Important work has already shown that northwest and southeast Europeans can be distinguished using as few as 800-1,200 ancestry-informative markers mined from datasets of 6,000-10,000 markers. Here we mine much larger datasets (more markers and more samples) to identify a panel of 300 highly ancestry-informative markers which accurately distinguish not just northwest and southeast European, but also Ashkenazi Jewish ancestry. [...] Our results are consistent with a previous study in which Ashkenazi Jewish and southeast European samples occupied similar positions on the northwest-southeast axis, although there was insufficient data in that study to separate these two populations.

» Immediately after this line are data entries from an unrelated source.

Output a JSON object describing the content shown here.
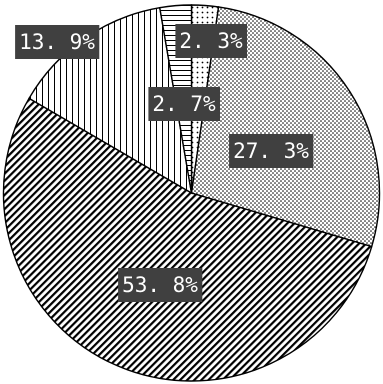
{
  "chart_data": {
    "type": "pie",
    "title": "",
    "slices": [
      {
        "value": 2.3,
        "label": "2. 3%",
        "pattern": "dots-sparse"
      },
      {
        "value": 27.3,
        "label": "27. 3%",
        "pattern": "dots-dense"
      },
      {
        "value": 53.8,
        "label": "53. 8%",
        "pattern": "diagonal-lines"
      },
      {
        "value": 13.9,
        "label": "13. 9%",
        "pattern": "vertical-lines"
      },
      {
        "value": 2.7,
        "label": "2. 7%",
        "pattern": "horizontal-lines"
      }
    ],
    "start_direction": "top",
    "order": "clockwise",
    "legend": "none",
    "colors": {
      "outline": "#000000",
      "label_background": "#404040",
      "label_text": "#ffffff"
    }
  }
}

Tian et al. (2008) provide an additional example of the same clustering pattern, using samples and markers similar to those in their other study:

European population genetic substructure was examined in a diverse set of >1,000 individuals of European descent, each genotyped with >300 K SNPs. Both STRUCTURE and principal component analyses (PCA) showed the largest division/principal component (PC) differentiated northern from southern European ancestry. A second PC further separated Italian, Spanish, and Greek individuals from those of Ashkenazi Jewish ancestry as well as distinguishing among northern European populations. In separate analyses of northern European participants other substructure relationships were discerned showing a west to east gradient.

3 comments

Caudium said...

Thanks, RR. To sum up...

Tian et al. (2009) ITN= mainly south italians from New York area

Price et al. (2008) Italian samples were Southern Italians and Sicilians.

Tian et al. (2008) ITN= mainly south italians from New York area(?)

Am I right on all three studies?

Thanks in advance.

Caudium said...

Oh never mind, Tian (2008) Italians came from Seldin's study back in 2006.

Italianthro said...

Seldin sampled 91 Northern, Central and Southern Italians, but Tian (2008) only used a third of those without specifying which ones. Since some cluster with Spaniards, some with Greeks and some in-between, I'm guessing they're a mix from all three regions. I don't know how they were selected though.